Starbucks plans to cut its menu by 30 percent by the end of September to capture faster service, improved quality, and further innovation.
Starting next Tuesday, the coffee giant will remove less popular beverages, including several Frappuccino blended beverages, the Royal Breakfast Latte, and the White Hot Chocolate. Starbucks said these products aren’t commonly purchased, can be difficult to make, or are too similar to other beverages on the menu.
Here’s the full list:
- Iced Matcha Lemonade
- Espresso Frappuccino, Caffè Vanilla Frappuccino
- Java Chip Frappuccino, White Chocolate Mocha Frappuccino
- Chai Crème Frappuccino, Caramel Ribbon Crunch Crème Frappuccino, Double Chocolaty Chip Crème Frappuccino, Chocolate Cookie Crumble Crème Frappuccino, and White Chocolate Crème Frappuccino
- White Hot Chocolate
- Royal English Breakfast Latte
- Honey Almondmilk Flat White
More drinks and food will leave the menu throughout the coming months to make way for more innovation. Starbucks said it’s focusing on “premium beverages rooted in customer trends and preferences.” In January, it introduced Cortado, which has exceeded expectations. This spring, the brand will bring back Lavender beverages and introduce a new Iced Cherry Chai and Jalapeño Chicken Pocket.

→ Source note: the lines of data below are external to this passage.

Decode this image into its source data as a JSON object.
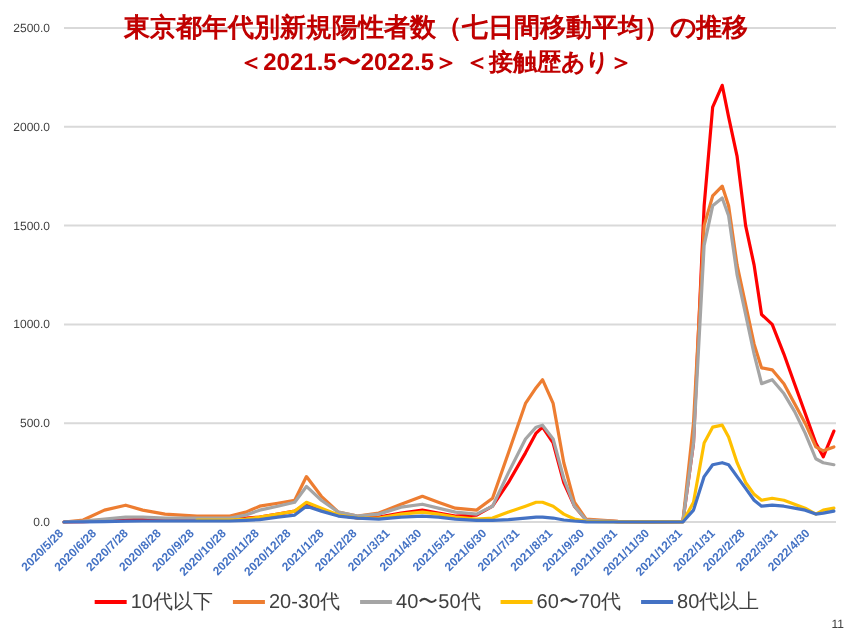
{
  "chart_data": {
    "type": "line",
    "title": "東京都年代別新規陽性者数（七日間移動平均）の推移",
    "subtitle": "＜2021.5〜2022.5＞ ＜接触歴あり＞",
    "annotations": [
      "11"
    ],
    "x": [
      "2020-05-28",
      "2020-06-15",
      "2020-07-05",
      "2020-07-25",
      "2020-08-10",
      "2020-08-31",
      "2020-09-30",
      "2020-10-31",
      "2020-11-15",
      "2020-11-28",
      "2020-12-15",
      "2020-12-31",
      "2021-01-11",
      "2021-01-25",
      "2021-02-10",
      "2021-02-28",
      "2021-03-20",
      "2021-04-10",
      "2021-04-30",
      "2021-05-15",
      "2021-05-31",
      "2021-06-20",
      "2021-07-05",
      "2021-07-20",
      "2021-08-05",
      "2021-08-15",
      "2021-08-21",
      "2021-08-31",
      "2021-09-10",
      "2021-09-20",
      "2021-10-01",
      "2021-10-31",
      "2021-11-30",
      "2021-12-31",
      "2022-01-10",
      "2022-01-20",
      "2022-01-28",
      "2022-02-06",
      "2022-02-12",
      "2022-02-20",
      "2022-02-28",
      "2022-03-08",
      "2022-03-15",
      "2022-03-25",
      "2022-04-05",
      "2022-04-15",
      "2022-04-25",
      "2022-05-05",
      "2022-05-12",
      "2022-05-22"
    ],
    "series": [
      {
        "name": "10代以下",
        "color": "#ff0000",
        "values": [
          0,
          2,
          5,
          10,
          15,
          15,
          15,
          15,
          20,
          25,
          40,
          55,
          90,
          60,
          35,
          20,
          25,
          45,
          60,
          45,
          30,
          35,
          80,
          200,
          350,
          450,
          480,
          400,
          200,
          80,
          10,
          2,
          1,
          2,
          400,
          1600,
          2100,
          2210,
          2050,
          1850,
          1500,
          1300,
          1050,
          1000,
          850,
          700,
          550,
          400,
          330,
          460
        ]
      },
      {
        "name": "20-30代",
        "color": "#ed7d31",
        "values": [
          0,
          10,
          60,
          85,
          60,
          40,
          30,
          30,
          50,
          80,
          95,
          110,
          230,
          130,
          50,
          30,
          45,
          90,
          130,
          100,
          70,
          60,
          120,
          350,
          600,
          680,
          720,
          600,
          300,
          100,
          15,
          3,
          2,
          3,
          500,
          1500,
          1650,
          1700,
          1600,
          1300,
          1100,
          900,
          780,
          770,
          700,
          600,
          500,
          380,
          360,
          380
        ]
      },
      {
        "name": "40〜50代",
        "color": "#a5a5a5",
        "values": [
          0,
          5,
          15,
          25,
          25,
          20,
          20,
          20,
          35,
          60,
          80,
          100,
          180,
          110,
          50,
          30,
          40,
          75,
          90,
          70,
          50,
          40,
          80,
          250,
          420,
          480,
          490,
          420,
          220,
          80,
          10,
          2,
          1,
          2,
          400,
          1400,
          1600,
          1640,
          1550,
          1250,
          1050,
          850,
          700,
          720,
          650,
          560,
          450,
          320,
          300,
          290
        ]
      },
      {
        "name": "60〜70代",
        "color": "#ffc000",
        "values": [
          null,
          null,
          null,
          null,
          null,
          null,
          10,
          10,
          15,
          25,
          40,
          55,
          100,
          70,
          35,
          20,
          20,
          40,
          50,
          40,
          25,
          15,
          20,
          50,
          80,
          100,
          100,
          80,
          40,
          15,
          3,
          1,
          1,
          1,
          100,
          400,
          480,
          490,
          430,
          300,
          200,
          140,
          110,
          120,
          110,
          90,
          70,
          40,
          60,
          70
        ]
      },
      {
        "name": "80代以上",
        "color": "#4472c4",
        "values": [
          0,
          1,
          2,
          4,
          5,
          5,
          5,
          5,
          8,
          12,
          25,
          35,
          80,
          55,
          30,
          20,
          15,
          25,
          30,
          25,
          15,
          8,
          8,
          12,
          20,
          25,
          25,
          20,
          10,
          5,
          1,
          0,
          0,
          0,
          60,
          230,
          290,
          300,
          290,
          230,
          170,
          110,
          80,
          85,
          80,
          70,
          60,
          40,
          45,
          55
        ]
      }
    ],
    "xlim": [
      "2020-05-28",
      "2022-05-24"
    ],
    "xticks": [
      {
        "value": "2020-05-28",
        "label": "2020/5/28"
      },
      {
        "value": "2020-06-28",
        "label": "2020/6/28"
      },
      {
        "value": "2020-07-28",
        "label": "2020/7/28"
      },
      {
        "value": "2020-08-28",
        "label": "2020/8/28"
      },
      {
        "value": "2020-09-28",
        "label": "2020/9/28"
      },
      {
        "value": "2020-10-28",
        "label": "2020/10/28"
      },
      {
        "value": "2020-11-28",
        "label": "2020/11/28"
      },
      {
        "value": "2020-12-28",
        "label": "2020/12/28"
      },
      {
        "value": "2021-01-28",
        "label": "2021/1/28"
      },
      {
        "value": "2021-02-28",
        "label": "2021/2/28"
      },
      {
        "value": "2021-03-31",
        "label": "2021/3/31"
      },
      {
        "value": "2021-04-30",
        "label": "2021/4/30"
      },
      {
        "value": "2021-05-31",
        "label": "2021/5/31"
      },
      {
        "value": "2021-06-30",
        "label": "2021/6/30"
      },
      {
        "value": "2021-07-31",
        "label": "2021/7/31"
      },
      {
        "value": "2021-08-31",
        "label": "2021/8/31"
      },
      {
        "value": "2021-09-30",
        "label": "2021/9/30"
      },
      {
        "value": "2021-10-31",
        "label": "2021/10/31"
      },
      {
        "value": "2021-11-30",
        "label": "2021/11/30"
      },
      {
        "value": "2021-12-31",
        "label": "2021/12/31"
      },
      {
        "value": "2022-01-31",
        "label": "2022/1/31"
      },
      {
        "value": "2022-02-28",
        "label": "2022/2/28"
      },
      {
        "value": "2022-03-31",
        "label": "2022/3/31"
      },
      {
        "value": "2022-04-30",
        "label": "2022/4/30"
      }
    ],
    "ylim": [
      0,
      2500
    ],
    "yticks": [
      {
        "value": 0,
        "label": "0.0"
      },
      {
        "value": 500,
        "label": "500.0"
      },
      {
        "value": 1000,
        "label": "1000.0"
      },
      {
        "value": 1500,
        "label": "1500.0"
      },
      {
        "value": 2000,
        "label": "2000.0"
      },
      {
        "value": 2500,
        "label": "2500.0"
      }
    ],
    "grid": "y",
    "legend": "bottom",
    "marker": "none",
    "line_style": "solid"
  }
}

“By simplifying our menu, we’re helping to create a more intentional, thoughtful experience for our customers — one where every drink is handcrafted with precision and care,” Starbucks said in a statement.
The menu reduction is part of the company’s overall “Back to Starbucks” transformation plan, which aims to reduce wait times by four minutes, add staffing in thousands of shops, write order names on cups with Sharpie markers, serve beverages in a mug or glass for dine-in customers, and bring back the condiment bar. The company also changed its code of conduct policy so that guests must place an order to stay in the dining room or use the bathroom.
Additionally, the transformation plan led to 1,100 corporate employees being laid off and the elimination of hundreds of unfilled positions. The goal is to simplify structure, remove duplication, and create smaller teams that can work quickly and more efficiently.
Starbucks’ U.S. quick-service share recovered in Q1 following two quarters of declines. And it did so despite reducing the frequency of discount-driven offers—there were 40 percent fewer such transactions in the period, year-over-year. Through the quarter, the brand saw a shift in sales mix toward coffee and espresso-based beverages, which over-delivered and compensated for lower-than-expected performance across holiday promotions.
Same-store sales declined 4 percent (8 percent drop in traffic and 4 percent rise in ticket) in the North America and U.S., yet improved over the course of three months, and non-Starbucks Rewards traffic grew, quarter-over-quarter. Members and spend lifted versus Q4 and year-over-year, and price parity for non-dairy milk customizations brought back lapsed Rewards users.